On Nov. 5, Danfoss held its 22nd EnVisioneering Symposium, “Refrigerants2Sustainability,” which focused on complex challenges reshaping the refrigeration landscape, including increased regulatory pressure, increasing energy costs, contractor training on new low-global-warming-potential (GWP) systems that are flammable or mildly flammable, and consumer demands for sustainability.
To explore how these challenges affect the way supermarket and commercial refrigeration equipment is designed, built, and maintained, Danfoss convened approximately 50 thought leaders from industry, policy, utilities, and research. The group heard from experts on the likely evolution of policy, steps companies have taken, demonstration projects that have been conducted, and how industry and utility interests in energy efficiency might align to help finance a transformation.
The State of Refrigerant Policy
Kevin Fay, executive director of the Alliance for Responsible Atmospheric Policy, opened the symposium by emphasizing the industry’s support of a global phasedown of hydrofluorocarbon (HFC) refrigerants. At an event hosted by the White House in September, the Alliance announced its support for an 80-percent reduction of HFCs by 2050 on a GWP-weighted basis, based on current emissions levels.
Fay informed symposium participants of two new initiatives recently launched by the Alliance in conjunction with industry partners:
- A global refrigerant-management initiative that will help to train and certify service technicians to significantly decrease emissions from refrigeration systems with high energy consumption, as well as from leaked refrigerants.
- A global council that will work to increase the efficiency and lower the GWP of refrigeration equipment to reduce overall food waste, which can equate to as much as 3 billion metric tons of greenhouse-gas emissions globally.
According to Drusilla Hufford, director, stratospheric protection division, U.S. Environmental Protection Agency (EPA), HFC emissions increased by about 8 percent per year from 2004 to 2008, based on information published by the United Nations Environment Programme in 2011. If left unchecked, HFC emissions could rise to nearly 20 percent of the world’s total carbon-dioxide emissions by 2050, a recent publication in the Proceedings of the National Academy of Sciences estimates.
To address this issue, the EPA recently published two proposals under its Significant New Alternatives Policy:
- The addition of new lower-GWP refrigerants, such as propane (R290) and R441A, to the list of acceptable-use refrigerants for certain applications.
- The listing as unacceptable in specific end uses, including commercial refrigeration, certain HFCs, with compliance dates over the next few years.
Hufford provided insight into the refrigerant-management strategy established under Section 608 of the Clean Air Act, which prohibits knowingly venting refrigerants and provides requirements for leak repair and prevention as well as the safe disposal of chlorofluorocarbons and hydrochlorofluorocarbons.

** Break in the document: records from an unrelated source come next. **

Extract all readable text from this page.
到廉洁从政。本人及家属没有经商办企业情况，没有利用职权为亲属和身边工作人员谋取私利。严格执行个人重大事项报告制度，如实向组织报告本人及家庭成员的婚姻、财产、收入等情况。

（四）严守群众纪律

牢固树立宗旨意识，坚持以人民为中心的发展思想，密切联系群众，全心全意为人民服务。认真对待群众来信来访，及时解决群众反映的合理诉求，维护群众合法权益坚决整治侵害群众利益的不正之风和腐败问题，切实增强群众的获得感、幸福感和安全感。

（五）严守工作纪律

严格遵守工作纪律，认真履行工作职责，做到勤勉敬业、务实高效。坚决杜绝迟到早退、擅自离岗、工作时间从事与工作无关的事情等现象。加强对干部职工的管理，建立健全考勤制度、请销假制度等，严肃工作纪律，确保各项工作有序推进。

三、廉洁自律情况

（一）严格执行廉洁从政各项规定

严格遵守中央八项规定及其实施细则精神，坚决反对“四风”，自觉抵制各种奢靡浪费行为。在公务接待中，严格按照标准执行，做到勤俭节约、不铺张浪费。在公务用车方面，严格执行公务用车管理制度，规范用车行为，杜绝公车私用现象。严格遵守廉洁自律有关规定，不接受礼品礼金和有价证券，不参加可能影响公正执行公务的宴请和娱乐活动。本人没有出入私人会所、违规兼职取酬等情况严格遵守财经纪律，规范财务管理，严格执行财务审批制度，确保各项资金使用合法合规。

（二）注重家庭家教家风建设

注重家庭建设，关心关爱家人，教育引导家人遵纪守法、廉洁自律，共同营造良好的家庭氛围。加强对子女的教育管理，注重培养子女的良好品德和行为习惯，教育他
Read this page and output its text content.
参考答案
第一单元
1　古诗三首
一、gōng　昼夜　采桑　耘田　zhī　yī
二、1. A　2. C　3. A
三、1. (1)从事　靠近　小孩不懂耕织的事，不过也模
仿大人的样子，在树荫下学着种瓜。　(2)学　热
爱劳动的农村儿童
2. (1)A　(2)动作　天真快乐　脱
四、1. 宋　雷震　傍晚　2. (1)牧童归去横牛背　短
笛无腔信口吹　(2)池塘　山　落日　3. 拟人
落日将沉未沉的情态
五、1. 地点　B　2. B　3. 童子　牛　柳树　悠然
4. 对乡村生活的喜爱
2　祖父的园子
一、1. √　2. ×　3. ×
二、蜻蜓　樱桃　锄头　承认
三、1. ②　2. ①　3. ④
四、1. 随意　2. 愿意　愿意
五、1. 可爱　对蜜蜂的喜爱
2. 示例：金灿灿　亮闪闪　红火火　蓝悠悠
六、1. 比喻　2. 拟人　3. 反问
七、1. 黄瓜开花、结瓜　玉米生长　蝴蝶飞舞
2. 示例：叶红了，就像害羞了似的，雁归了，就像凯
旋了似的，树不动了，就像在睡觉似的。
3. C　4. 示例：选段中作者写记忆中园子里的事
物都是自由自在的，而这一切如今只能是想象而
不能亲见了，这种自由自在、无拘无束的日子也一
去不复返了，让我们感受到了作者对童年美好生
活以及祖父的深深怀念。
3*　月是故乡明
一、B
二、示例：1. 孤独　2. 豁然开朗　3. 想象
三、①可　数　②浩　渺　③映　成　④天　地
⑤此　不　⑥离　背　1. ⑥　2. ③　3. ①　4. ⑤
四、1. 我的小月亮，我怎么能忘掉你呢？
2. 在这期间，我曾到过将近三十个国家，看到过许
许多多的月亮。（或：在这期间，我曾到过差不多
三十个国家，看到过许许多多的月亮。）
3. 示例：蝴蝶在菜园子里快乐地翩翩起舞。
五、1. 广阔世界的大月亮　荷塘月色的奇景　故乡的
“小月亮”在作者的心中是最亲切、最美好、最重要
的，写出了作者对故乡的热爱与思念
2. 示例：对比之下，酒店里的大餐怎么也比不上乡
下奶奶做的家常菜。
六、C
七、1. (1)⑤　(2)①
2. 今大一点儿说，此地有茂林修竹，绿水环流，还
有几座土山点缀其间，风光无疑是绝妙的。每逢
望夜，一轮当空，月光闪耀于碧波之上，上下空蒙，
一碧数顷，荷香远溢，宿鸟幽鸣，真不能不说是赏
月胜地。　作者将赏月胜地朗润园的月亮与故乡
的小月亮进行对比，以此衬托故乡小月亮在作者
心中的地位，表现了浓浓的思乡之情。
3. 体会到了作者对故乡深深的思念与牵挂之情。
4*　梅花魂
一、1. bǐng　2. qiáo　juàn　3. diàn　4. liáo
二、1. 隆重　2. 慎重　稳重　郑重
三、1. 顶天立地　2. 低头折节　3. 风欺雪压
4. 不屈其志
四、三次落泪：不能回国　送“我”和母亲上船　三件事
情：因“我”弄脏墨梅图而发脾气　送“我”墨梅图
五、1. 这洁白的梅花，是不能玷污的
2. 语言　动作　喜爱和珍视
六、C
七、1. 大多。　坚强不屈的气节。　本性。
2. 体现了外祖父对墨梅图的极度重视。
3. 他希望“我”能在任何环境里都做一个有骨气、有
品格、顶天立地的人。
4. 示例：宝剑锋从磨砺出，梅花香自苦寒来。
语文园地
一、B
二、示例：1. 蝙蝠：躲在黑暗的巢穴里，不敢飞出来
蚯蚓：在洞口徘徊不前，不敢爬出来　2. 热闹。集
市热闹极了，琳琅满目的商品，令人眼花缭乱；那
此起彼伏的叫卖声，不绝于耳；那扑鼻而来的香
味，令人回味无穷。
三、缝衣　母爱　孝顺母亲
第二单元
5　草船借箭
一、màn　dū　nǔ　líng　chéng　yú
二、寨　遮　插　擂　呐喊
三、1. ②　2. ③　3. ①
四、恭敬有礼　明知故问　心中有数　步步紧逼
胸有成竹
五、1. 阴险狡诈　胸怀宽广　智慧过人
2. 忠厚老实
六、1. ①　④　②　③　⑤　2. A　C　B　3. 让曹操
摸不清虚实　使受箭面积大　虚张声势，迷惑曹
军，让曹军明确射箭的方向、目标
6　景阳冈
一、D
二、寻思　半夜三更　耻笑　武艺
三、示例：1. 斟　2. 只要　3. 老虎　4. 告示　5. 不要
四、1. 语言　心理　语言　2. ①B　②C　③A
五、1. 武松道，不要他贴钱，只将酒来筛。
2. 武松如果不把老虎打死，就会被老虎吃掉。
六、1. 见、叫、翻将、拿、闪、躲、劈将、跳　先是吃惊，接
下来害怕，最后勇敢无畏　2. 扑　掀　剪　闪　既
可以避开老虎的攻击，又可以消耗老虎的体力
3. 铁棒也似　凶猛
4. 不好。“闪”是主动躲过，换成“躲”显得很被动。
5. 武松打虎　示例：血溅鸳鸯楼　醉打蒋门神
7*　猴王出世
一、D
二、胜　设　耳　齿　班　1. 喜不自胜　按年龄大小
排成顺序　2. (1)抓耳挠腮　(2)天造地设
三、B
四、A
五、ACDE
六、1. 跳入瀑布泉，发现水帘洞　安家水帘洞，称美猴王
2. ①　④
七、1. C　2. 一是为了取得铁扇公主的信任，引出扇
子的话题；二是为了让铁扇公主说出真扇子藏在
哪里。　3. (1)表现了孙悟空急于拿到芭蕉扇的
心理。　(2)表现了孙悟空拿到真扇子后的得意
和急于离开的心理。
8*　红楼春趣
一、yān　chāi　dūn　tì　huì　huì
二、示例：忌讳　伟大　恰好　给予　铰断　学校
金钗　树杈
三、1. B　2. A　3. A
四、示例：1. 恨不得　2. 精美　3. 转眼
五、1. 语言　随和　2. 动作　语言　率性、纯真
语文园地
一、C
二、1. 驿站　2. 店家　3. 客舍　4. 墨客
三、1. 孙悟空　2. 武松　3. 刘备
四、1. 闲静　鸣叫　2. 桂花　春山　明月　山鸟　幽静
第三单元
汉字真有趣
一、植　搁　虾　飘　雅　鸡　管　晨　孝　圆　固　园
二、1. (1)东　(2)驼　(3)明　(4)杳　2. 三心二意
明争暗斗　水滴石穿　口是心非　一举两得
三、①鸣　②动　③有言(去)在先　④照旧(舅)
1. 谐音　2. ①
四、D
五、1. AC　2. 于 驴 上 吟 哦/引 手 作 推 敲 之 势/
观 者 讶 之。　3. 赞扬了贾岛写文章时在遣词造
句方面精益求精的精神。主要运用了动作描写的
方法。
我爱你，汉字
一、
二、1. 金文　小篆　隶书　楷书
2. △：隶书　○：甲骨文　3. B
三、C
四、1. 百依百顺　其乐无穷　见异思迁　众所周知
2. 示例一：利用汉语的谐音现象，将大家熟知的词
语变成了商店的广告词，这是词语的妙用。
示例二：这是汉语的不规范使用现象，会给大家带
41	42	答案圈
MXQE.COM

Refrigeration Technologies in the Field
Charles Hon, engineering manager, True Manufacturing, and Tim Anderson, principal engineer, display cases and micro-distributed systems, Hussmann Corp., discussed their companies’ experiences preparing for the path forward.
Hon said implementing hydrocarbons and low-GWP refrigerants is possible, although he noted challenges such as flammability and laboratory testing can be difficult to overcome. He positioned propane (R290)—with an ozone-depletion potential of zero and a GWP of three—as an ideal refrigerant solution, particularly in self-contained refrigeration equipment, citing the system-performance benefits of hydrocarbons, which have been shown to consume 6 to 12 percent less energy than R-134a systems and up to 20 percent less energy than R404A systems with less equipment noise.
Anderson also emphasized the viability of R290 and presented an example of how Hussmann successfully implemented it in micro-distributed systems.
Both Hon and Anderson pointed to the need for qualified technicians who are familiar with the safety precautions and the specialized equipment and components necessary to handle flammable refrigerants.
The Role of Utilities and Incentives
The symposium concluded with discussion of the role utilities could play in developing incentives for new systems that not only cut energy use, but reduce the environmental impact of energy-intense refrigeration processes.
Nick Brod, director of the grocery practice for CLEAResult, noted CLEAResult’s grocery-specific programs, which provide comprehensive energy-efficiency support on behalf of utilities, have saved about 2.6 billion kwh and $286 million in energy costs in more than 10,000 facilities since 2003, and provided more than $68 million in utility incentives.
Joanne Morin, deputy director of the Consortium for Energy Efficiency, reminded participants that demand-side-management programs always are looking for energy-efficient equipment, and refrigerants may contribute to new, higher-performing technologies. She said an expansion of funding for efficiency programs, including commercial-refrigeration savings, may occur in some states as part of the implementation of Section 111(d) of the Clean Air Act, which is meant to lower greenhouse-gas emissions from existing power plants. Complying with the new regulation will cause utilities and their regulators to look at four options: generation efficiency, demand-side efficiency, natural-gas generation, and the use of renewables and nuclear power. Of those, she said, efficiency is the largest, cheapest, and fastest opportunity for emissions reductions.